Reading Fast and Slow

I see there are quite a few appreciative reviews of A Lost Lady out there in the blogscape - and rightly so. Many of them speak of reading the book at a sitting, or even, in one case, in an hour. Well, it's only 160 pages, but I can't imagine quite how it could be read - properly read - at such a pace. That kind of speed reading is fine for workaday formulaic prose - or indeed for the wodges of verbal Polyfilla that pad out many a contemporary novel - but for writing as subtle and sinuous, as delicately nuanced as Willa Cather's, surely it is not enough. For myself, when I'm reading really good - or just demanding - prose, I habitually sound it in my head as I read, like reading aloud but silently. I think prose of real quality has to be sounded. But what do I know? The rest of the world, it seems, careers through books at a terrifying speed. Take Andrew Marr, who has just published a big History of the World (to go with his all but unwatchable TV series). Marr claims to have read 2,000 books in the process of researching his own. This surely is a very loose use of the word 'read'. Think about it - if he managed two a week, in among his many other activities (which include much reading for other purposes), that would be 20 years of reading.

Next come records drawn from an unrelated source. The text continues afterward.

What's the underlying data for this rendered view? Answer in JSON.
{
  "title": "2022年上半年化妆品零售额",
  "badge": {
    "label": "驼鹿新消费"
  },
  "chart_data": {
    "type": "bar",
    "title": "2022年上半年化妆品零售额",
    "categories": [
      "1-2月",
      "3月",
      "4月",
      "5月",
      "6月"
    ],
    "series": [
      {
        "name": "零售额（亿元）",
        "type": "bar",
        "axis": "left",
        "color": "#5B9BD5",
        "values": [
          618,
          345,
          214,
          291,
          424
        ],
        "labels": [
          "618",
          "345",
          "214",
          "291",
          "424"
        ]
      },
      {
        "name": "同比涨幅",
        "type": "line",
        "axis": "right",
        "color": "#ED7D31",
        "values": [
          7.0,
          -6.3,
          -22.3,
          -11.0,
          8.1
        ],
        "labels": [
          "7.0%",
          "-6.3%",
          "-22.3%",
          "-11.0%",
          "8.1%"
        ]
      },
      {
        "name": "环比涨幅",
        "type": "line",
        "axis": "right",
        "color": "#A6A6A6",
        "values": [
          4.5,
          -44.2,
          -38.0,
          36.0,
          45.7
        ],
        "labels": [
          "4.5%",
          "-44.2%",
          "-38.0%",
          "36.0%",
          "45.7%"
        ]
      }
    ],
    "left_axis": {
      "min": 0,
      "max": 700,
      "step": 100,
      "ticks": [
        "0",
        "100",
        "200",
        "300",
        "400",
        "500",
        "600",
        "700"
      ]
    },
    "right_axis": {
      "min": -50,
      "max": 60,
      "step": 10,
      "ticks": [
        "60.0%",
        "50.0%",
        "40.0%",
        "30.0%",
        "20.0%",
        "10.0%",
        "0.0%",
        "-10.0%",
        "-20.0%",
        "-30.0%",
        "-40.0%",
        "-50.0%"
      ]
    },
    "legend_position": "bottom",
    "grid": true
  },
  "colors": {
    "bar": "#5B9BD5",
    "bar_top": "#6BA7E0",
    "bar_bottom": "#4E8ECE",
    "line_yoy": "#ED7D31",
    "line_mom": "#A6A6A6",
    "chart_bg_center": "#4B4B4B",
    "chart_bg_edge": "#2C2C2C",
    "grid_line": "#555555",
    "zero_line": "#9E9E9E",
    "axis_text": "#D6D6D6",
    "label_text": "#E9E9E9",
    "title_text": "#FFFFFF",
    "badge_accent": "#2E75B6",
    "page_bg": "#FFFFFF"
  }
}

Hmmm...
Anyway, I see I'm on The Dabbler today, praising an American sonneteer.

13 comments:

  1. John Miedema: "I decided to undertake a broad literature review on research and concepts about the benefits of slow reading. The results were published in a little book, Slow Reading. Perhaps I should not have been surprised at the warm response. Many of us share a quiet conviction that to read slowly is preferable at times. It is a pleasure when reading for recreation, and an aid to comprehension when studying a complex text. This page is an index of publications, presentations, and press related to slow reading."